Dewan Keamanan “menekankan perlunya memastikan pertanggungjawaban atas tindakan ini”.
“DK PBB mendesak untuk penghentian segera semua kekerasan dan menekankan pentingnya menghormati hak asasi manusia dan memastikan keselamatan warga sipil,” demikian pernyataan dari DK PBB, pada Rabu (29/12/2021).
“35 orang, termasuk empat anak dan dua staf badan amal Save the Children tewas dalam serangan itu,” tegas DK.
“Dewan Keamanan juga menekankan perlunya akses kemanusiaan yang aman dan tanpa hambatan bagi semua orang yang membutuhkan, dan untuk perlindungan penuh, keselamatan dan keamanan personel kemanusiaan serta medis,” seru DK.
Pejuang anti-junta mengatakan mereka telah menemukan lebih dari 30 mayat terbakar, termasuk wanita dan anak-anak, di jalan raya di negara bagian Kayah setelah serangan itu.

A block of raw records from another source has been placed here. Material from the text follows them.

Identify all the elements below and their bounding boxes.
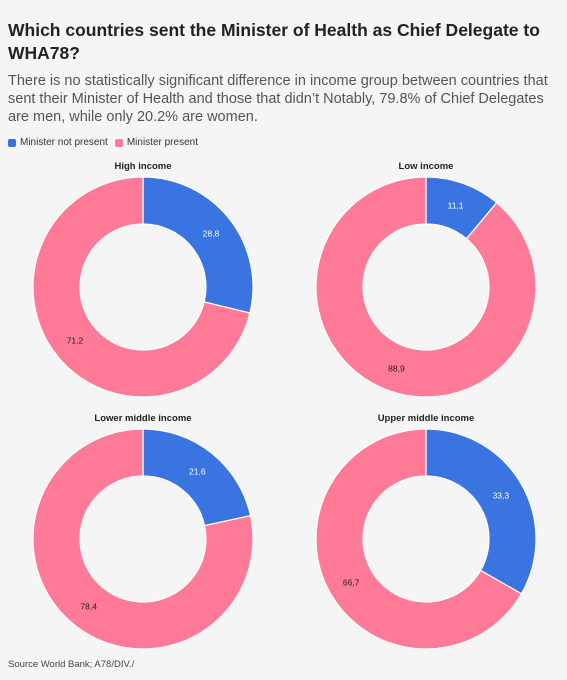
donut-high-income: 28,8 71,2 [32,176,254,398]
legend: Minister not present Minister present [8,137,205,148]
panel-title-upper-middle-income: Upper middle income [377,413,475,424]
panel-title-lower-middle-income: Lower middle income [94,413,192,424]
slice-low-income-present [315,176,537,398]
legend-item-not-present: Minister not present [8,137,108,148]
slice-label-high-income-not-present: 28,8 [203,229,220,239]
legend-label-not-present: Minister not present [20,137,108,148]
donut-upper-middle-income: 33,3 66,7 [315,428,537,650]
donut-lower-middle-income: 21,6 78,4 [32,428,254,650]
legend-item-present: Minister present [114,137,198,148]
slice-label-lower-middle-income-present: 78,4 [80,601,97,611]
slice-high-income-not-present [142,176,254,314]
panel-title-low-income: Low income [398,161,454,172]
slice-label-lower-middle-income-not-present: 21,6 [189,467,206,477]
slice-lower-middle-income-present [32,428,254,650]
slice-label-upper-middle-income-present: 66,7 [343,577,360,587]
donut-low-income: 11,1 88,9 [315,176,537,398]
legend-label-present: Minister present [126,137,198,148]
slice-upper-middle-income-present [315,428,523,650]
slice-upper-middle-income-not-present [425,428,537,595]
legend-swatch-not-present [8,138,16,147]
slice-label-low-income-present: 88,9 [388,363,405,373]
slice-label-upper-middle-income-not-present: 33,3 [493,491,510,501]
legend-swatch-present [114,138,123,147]
slice-label-high-income-present: 71,2 [67,335,84,345]
slice-high-income-present [32,176,251,398]
chart-subtitle: There is no statistically significant di… [8,73,548,125]
source-note: Source World Bank; A78/DIV./ [8,659,135,670]
slice-lower-middle-income-not-present [142,428,252,527]
panel-title-high-income: High income [114,161,172,172]
slice-label-low-income-not-present: 11,1 [448,201,464,211]
chart-title: Which countries sent the Minister of Hea… [8,20,540,63]
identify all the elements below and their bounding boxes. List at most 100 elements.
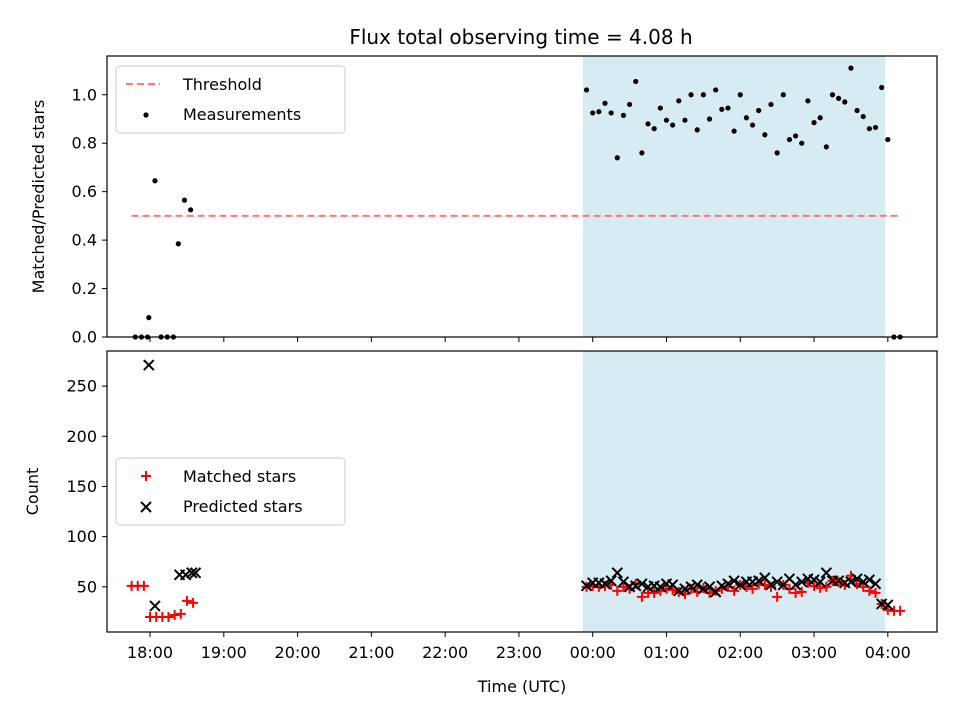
- legend-predicted-label: Predicted stars: [183, 497, 303, 516]
- predicted-star-point: [599, 578, 611, 590]
- measurement-point: [879, 84, 885, 91]
- matched-star-point: [163, 611, 174, 622]
- predicted-star-point: [752, 575, 765, 587]
- matched-star-point: [667, 584, 678, 595]
- predicted-star-point: [820, 567, 833, 579]
- matched-star-point: [895, 605, 906, 616]
- measurement-point: [743, 115, 750, 121]
- predicted-star-point: [796, 576, 808, 588]
- measurement-point: [885, 136, 891, 143]
- y-axis-count: 50 100 150 200 250: [66, 377, 107, 596]
- predicted-star-point: [722, 578, 734, 590]
- observing-window-shade: [582, 56, 886, 337]
- measurement-point: [633, 78, 639, 85]
- predicted-stars-points: [143, 359, 894, 612]
- predicted-star-point: [580, 580, 593, 592]
- measurement-point: [786, 136, 793, 143]
- x-tick-label: 04:00: [865, 643, 911, 662]
- measurement-point: [780, 92, 786, 98]
- measurement-point: [799, 140, 805, 146]
- y-tick-label: 250: [66, 377, 97, 396]
- predicted-star-point: [832, 575, 845, 587]
- measurement-point: [651, 126, 657, 132]
- predicted-star-point: [654, 581, 667, 593]
- measurement-point: [823, 144, 829, 150]
- matched-star-point: [618, 581, 629, 592]
- legend-measurement-swatch: [143, 112, 149, 118]
- measurement-point: [848, 65, 854, 71]
- predicted-star-point: [869, 578, 882, 590]
- measurement-point: [725, 105, 731, 111]
- measurement-point: [749, 122, 756, 128]
- predicted-star-point: [636, 578, 648, 590]
- matched-star-point: [636, 591, 647, 602]
- matched-star-point: [870, 587, 881, 598]
- legend-matched-label: Matched stars: [183, 467, 296, 486]
- measurement-point: [737, 92, 743, 98]
- x-tick-label: 03:00: [791, 643, 837, 662]
- measurement-point: [602, 100, 608, 106]
- legend-predicted-swatch: [140, 501, 152, 513]
- x-tick-label: 01:00: [643, 643, 689, 662]
- y-tick-label: 50: [77, 577, 97, 596]
- y-tick-label: 0.8: [72, 134, 97, 153]
- plot-frame-bottom: [106, 350, 938, 633]
- x-ticks-top: [149, 337, 889, 342]
- x-tick-label: 19:00: [201, 643, 247, 662]
- legend-measurement-label: Measurements: [183, 105, 301, 124]
- matched-star-point: [747, 583, 758, 594]
- predicted-star-point: [789, 579, 802, 591]
- measurement-point: [854, 107, 860, 114]
- x-axis-label: Time (UTC): [477, 677, 566, 696]
- measurement-point: [706, 116, 713, 122]
- predicted-star-point: [611, 567, 624, 579]
- measurement-point: [694, 127, 700, 133]
- measurement-point: [188, 207, 194, 213]
- measurement-point: [146, 315, 152, 321]
- matched-star-point: [175, 608, 186, 619]
- measurement-point: [811, 120, 817, 126]
- predicted-star-point: [845, 576, 857, 588]
- predicted-star-point: [143, 359, 155, 371]
- x-tick-label: 02:00: [717, 643, 763, 662]
- matched-star-point: [649, 587, 660, 598]
- measurement-point: [762, 132, 768, 138]
- predicted-star-point: [716, 580, 728, 592]
- matched-star-point: [772, 591, 783, 602]
- predicted-star-point: [857, 576, 869, 588]
- matched-star-point: [612, 585, 623, 596]
- measurement-point: [620, 112, 627, 118]
- y-tick-label: 0.0: [72, 328, 97, 347]
- measurement-point: [713, 87, 719, 93]
- measurement-point: [836, 95, 842, 101]
- predicted-star-point: [630, 580, 642, 592]
- measurement-point: [700, 92, 706, 98]
- legend-ratio: Threshold Measurements: [115, 65, 346, 134]
- legend-matched-swatch: [141, 471, 151, 481]
- predicted-star-point: [771, 576, 783, 588]
- predicted-star-point: [605, 575, 617, 587]
- y-axis-label-ratio: Matched/Predicted stars: [29, 100, 48, 294]
- predicted-star-point: [734, 579, 746, 591]
- y-tick-label: 1.0: [72, 85, 97, 104]
- measurement-point: [663, 117, 670, 123]
- y-tick-label: 0.2: [72, 279, 97, 298]
- legend-box: [115, 457, 346, 526]
- measurement-point: [872, 124, 879, 131]
- matched-star-point: [882, 604, 893, 615]
- predicted-star-point: [765, 579, 777, 591]
- predicted-star-point: [679, 583, 691, 595]
- measurement-point: [608, 110, 614, 116]
- measurement-point: [792, 133, 799, 139]
- measurement-point: [688, 92, 694, 98]
- predicted-star-point: [189, 567, 202, 579]
- matched-star-point: [815, 582, 826, 593]
- predicted-star-point: [685, 581, 697, 593]
- predicted-star-point: [186, 567, 198, 579]
- measurement-point: [774, 150, 780, 156]
- panel-ratio: 0.0 0.2 0.4 0.6 0.8 1.0 Matched/Predicted sta…: [29, 55, 938, 347]
- measurement-point: [805, 98, 811, 104]
- x-tick-label: 00:00: [570, 643, 616, 662]
- y-tick-label: 0.4: [72, 231, 97, 250]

Dua karyawan Save the Children telah hilang dan kelompok hak asasi manusia mengonfirmasi pada Selasa bahwa mereka termasuk di antara yang tewas.

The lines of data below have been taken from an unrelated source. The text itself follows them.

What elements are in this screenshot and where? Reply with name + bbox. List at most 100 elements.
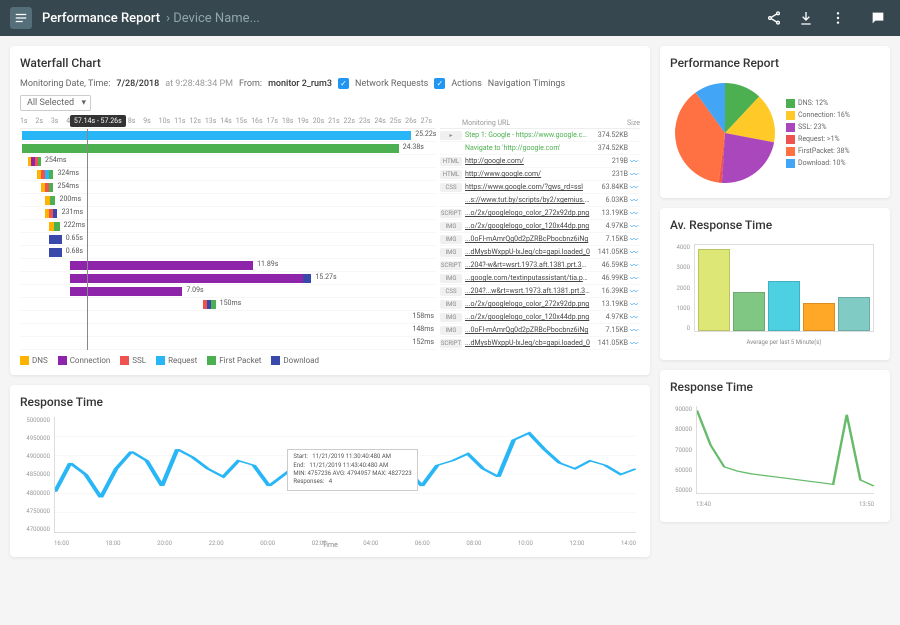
filter-date: 7/28/2018 (116, 79, 159, 89)
pie-legend-item: SSL: 23% (786, 123, 850, 132)
checkbox-actions[interactable]: ✓ (434, 78, 445, 89)
trend-icon[interactable]: 〰 (628, 299, 640, 310)
waterfall-row[interactable]: 7.09s (20, 285, 436, 298)
waterfall-table-row[interactable]: SCRIPT...o/2x/googlelogo_color_272x92dp.… (440, 207, 640, 220)
pie-legend-item: Download: 10% (786, 159, 850, 168)
filter-from-label: From: (239, 79, 262, 89)
waterfall-card: Waterfall Chart Monitoring Date, Time: 7… (10, 46, 650, 375)
waterfall-table-row[interactable]: ▸Step 1: Google - https://www.google.com… (440, 129, 640, 142)
trend-icon[interactable]: 〰 (628, 208, 640, 219)
share-icon[interactable] (762, 6, 786, 30)
trend-icon[interactable]: 〰 (628, 260, 640, 271)
waterfall-table-row[interactable]: SCRIPT...dMysbWxppU-lxJeq/cb=gapi.loaded… (440, 337, 640, 350)
filter-from-value: monitor 2_rum3 (268, 79, 332, 89)
trend-icon[interactable]: 〰 (628, 273, 640, 284)
legend-item: Request (156, 356, 197, 365)
trend-icon[interactable]: 〰 (628, 182, 640, 193)
response-time-tooltip: Start: 11/21/2019 11:30:40:480 AM End: 1… (287, 449, 417, 491)
legend-item: Download (271, 356, 319, 365)
legend-item: SSL (120, 356, 146, 365)
trend-icon[interactable]: 〰 (628, 247, 640, 258)
nav-timings-label: Navigation Timings (488, 79, 565, 89)
waterfall-table-row[interactable]: SCRIPT...204?-w&rt=wsrt.1973.aft.1381.pr… (440, 259, 640, 272)
mini-response-title: Response Time (670, 380, 880, 394)
pie-legend-item: Request: >1% (786, 135, 850, 144)
legend-item: First Packet (207, 356, 261, 365)
waterfall-row[interactable]: 222ms (20, 220, 436, 233)
waterfall-row[interactable]: 324ms (20, 168, 436, 181)
trend-icon[interactable]: 〰 (628, 234, 640, 245)
waterfall-row[interactable]: 24.38s (20, 142, 436, 155)
waterfall-rows: 25.22s57.14s - 57.26s24.38s254ms324ms254… (20, 129, 436, 350)
waterfall-row[interactable]: 254ms (20, 181, 436, 194)
trend-icon[interactable]: 〰 (628, 286, 640, 297)
waterfall-row[interactable]: 11.89s (20, 259, 436, 272)
trend-icon[interactable]: 〰 (628, 338, 640, 349)
waterfall-table: Monitoring URL Size ▸Step 1: Google - ht… (440, 117, 640, 350)
legend-item: DNS (20, 356, 48, 365)
trend-icon[interactable]: 〰 (628, 195, 640, 206)
pie-chart (670, 78, 780, 188)
waterfall-table-row[interactable]: Navigate to 'http://google.com'374.52KB (440, 142, 640, 155)
avg-response-chart: 40003000200010000 Average per last 5 Min… (670, 240, 880, 350)
pie-title: Performance Report (670, 56, 880, 70)
waterfall-row[interactable]: 25.22s57.14s - 57.26s (20, 129, 436, 142)
waterfall-row[interactable]: 158ms (20, 311, 436, 324)
trend-icon[interactable]: 〰 (628, 325, 640, 336)
top-bar: Performance Report › Device Name... (0, 0, 900, 36)
waterfall-row[interactable]: 231ms (20, 207, 436, 220)
pie-legend: DNS: 12% Connection: 16% SSL: 23% Request: … (786, 99, 850, 168)
waterfall-table-row[interactable]: IMG...o/2x/googlelogo_color_120x44dp.png… (440, 220, 640, 233)
waterfall-row[interactable]: 0.68s (20, 246, 436, 259)
chat-icon[interactable] (866, 6, 890, 30)
checkbox-network[interactable]: ✓ (338, 78, 349, 89)
waterfall-table-row[interactable]: IMG...o/2x/googlelogo_color_272x92dp.png… (440, 298, 640, 311)
trend-icon[interactable]: 〰 (628, 169, 640, 180)
trend-icon[interactable]: 〰 (628, 221, 640, 232)
more-icon[interactable] (826, 6, 850, 30)
download-icon[interactable] (794, 6, 818, 30)
waterfall-row[interactable]: 254ms (20, 155, 436, 168)
avg-response-card: Av. Response Time 40003000200010000 Aver… (660, 208, 890, 360)
waterfall-table-row[interactable]: IMG...o/2x/googlelogo_color_120x44dp.png… (440, 311, 640, 324)
page-title: Performance Report (42, 11, 160, 26)
waterfall-row[interactable]: 150ms (20, 298, 436, 311)
filter-time: at 9:28:48:34 PM (165, 79, 233, 89)
response-time-card: Response Time 50000004950000490000048500… (10, 385, 650, 557)
trend-icon[interactable]: 〰 (628, 312, 640, 323)
waterfall-row[interactable]: 152ms (20, 337, 436, 350)
waterfall-title: Waterfall Chart (20, 56, 640, 70)
waterfall-table-row[interactable]: HTMLhttp://google.com/219B〰 (440, 155, 640, 168)
waterfall-row[interactable]: 200ms (20, 194, 436, 207)
waterfall-table-row[interactable]: IMG...0oFI-mAmrQg0d2pZRBcPbocbnz6iNg7.15… (440, 233, 640, 246)
nav-timings-select[interactable]: All Selected (20, 95, 91, 111)
menu-icon[interactable] (10, 7, 32, 29)
filter-datetime-label: Monitoring Date, Time: (20, 79, 110, 89)
breadcrumb: › Device Name... (166, 11, 260, 26)
mini-response-card: Response Time 9000080000700006000050000 … (660, 370, 890, 522)
response-time-title: Response Time (20, 395, 640, 409)
pie-legend-item: DNS: 12% (786, 99, 850, 108)
pie-legend-item: Connection: 16% (786, 111, 850, 120)
waterfall-table-row[interactable]: IMG...0oFI-mAmrQg0d2pZRBcPbocbnz6iNg7.15… (440, 324, 640, 337)
pie-legend-item: FirstPacket: 38% (786, 147, 850, 156)
waterfall-table-row[interactable]: ...s://www.tut.by/scripts/by2/xgemius.js… (440, 194, 640, 207)
waterfall-table-row[interactable]: IMG...dMysbWxppU-lxJeq/cb=gapi.loaded_01… (440, 246, 640, 259)
waterfall-legend: DNS Connection SSL Request First Packet Downl… (20, 356, 640, 365)
waterfall-row[interactable]: 148ms (20, 324, 436, 337)
waterfall-table-row[interactable]: CSShttps://www.google.com/?gws_rd=ssl63.… (440, 181, 640, 194)
waterfall-table-row[interactable]: HTMLhttp://www.google.com/231B〰 (440, 168, 640, 181)
avg-response-title: Av. Response Time (670, 218, 880, 232)
response-time-chart: 5000000495000049000004850000480000047500… (20, 417, 640, 547)
waterfall-row[interactable]: 0.65s (20, 233, 436, 246)
checkbox-network-label: Network Requests (355, 79, 428, 89)
pie-card: Performance Report DNS: 12% Connection: 1… (660, 46, 890, 198)
waterfall-chart: 1s2s3s4s5s6s7s8s9s10s11s12s13s14s15s16s1… (20, 117, 436, 350)
legend-item: Connection (58, 356, 111, 365)
waterfall-table-row[interactable]: CSS...204?...w&rt=wsrt.1973.aft.1381.prt… (440, 285, 640, 298)
checkbox-actions-label: Actions (451, 79, 481, 89)
trend-icon[interactable]: 〰 (628, 156, 640, 167)
waterfall-table-row[interactable]: IMG...google.com/textinputassistant/tia.… (440, 272, 640, 285)
waterfall-filters: Monitoring Date, Time: 7/28/2018 at 9:28… (20, 78, 640, 111)
waterfall-row[interactable]: 15.27s (20, 272, 436, 285)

Myanmar berada dalam kekacauan sejak kudeta Februari, dengan lebih dari 1.300 orang tewas dalam tindakan keras oleh pasukan keamanan.
People’s Defense Forces atau Angkatan Pertahanan Rakyat telah bermunculan di seluruh negeri untuk melawan junta, dan menarik militer ke dalam kebuntuan berdarah bentrokan dan pembalasan.
Setelah serangan itu, Washington kembali menyerukan embargo senjata terhadap junta.
Negara-negara Barat telah lama membatasi senjata untuk militer Myanmar, yang bahkan selama transisi demokrasi pra-kudeta menghadapi tuduhan kejahatan terhadap kemanusiaan untuk kampanye berdarah terhadap minoritas Rohingya.
Sidang Majelis Umum PBB memilih pada Juni untuk mencegah pengiriman senjata ke Myanmar, tetapi tindakan itu simbolis karena tidak diambil oleh Dewan Keamanan yang lebih kuat.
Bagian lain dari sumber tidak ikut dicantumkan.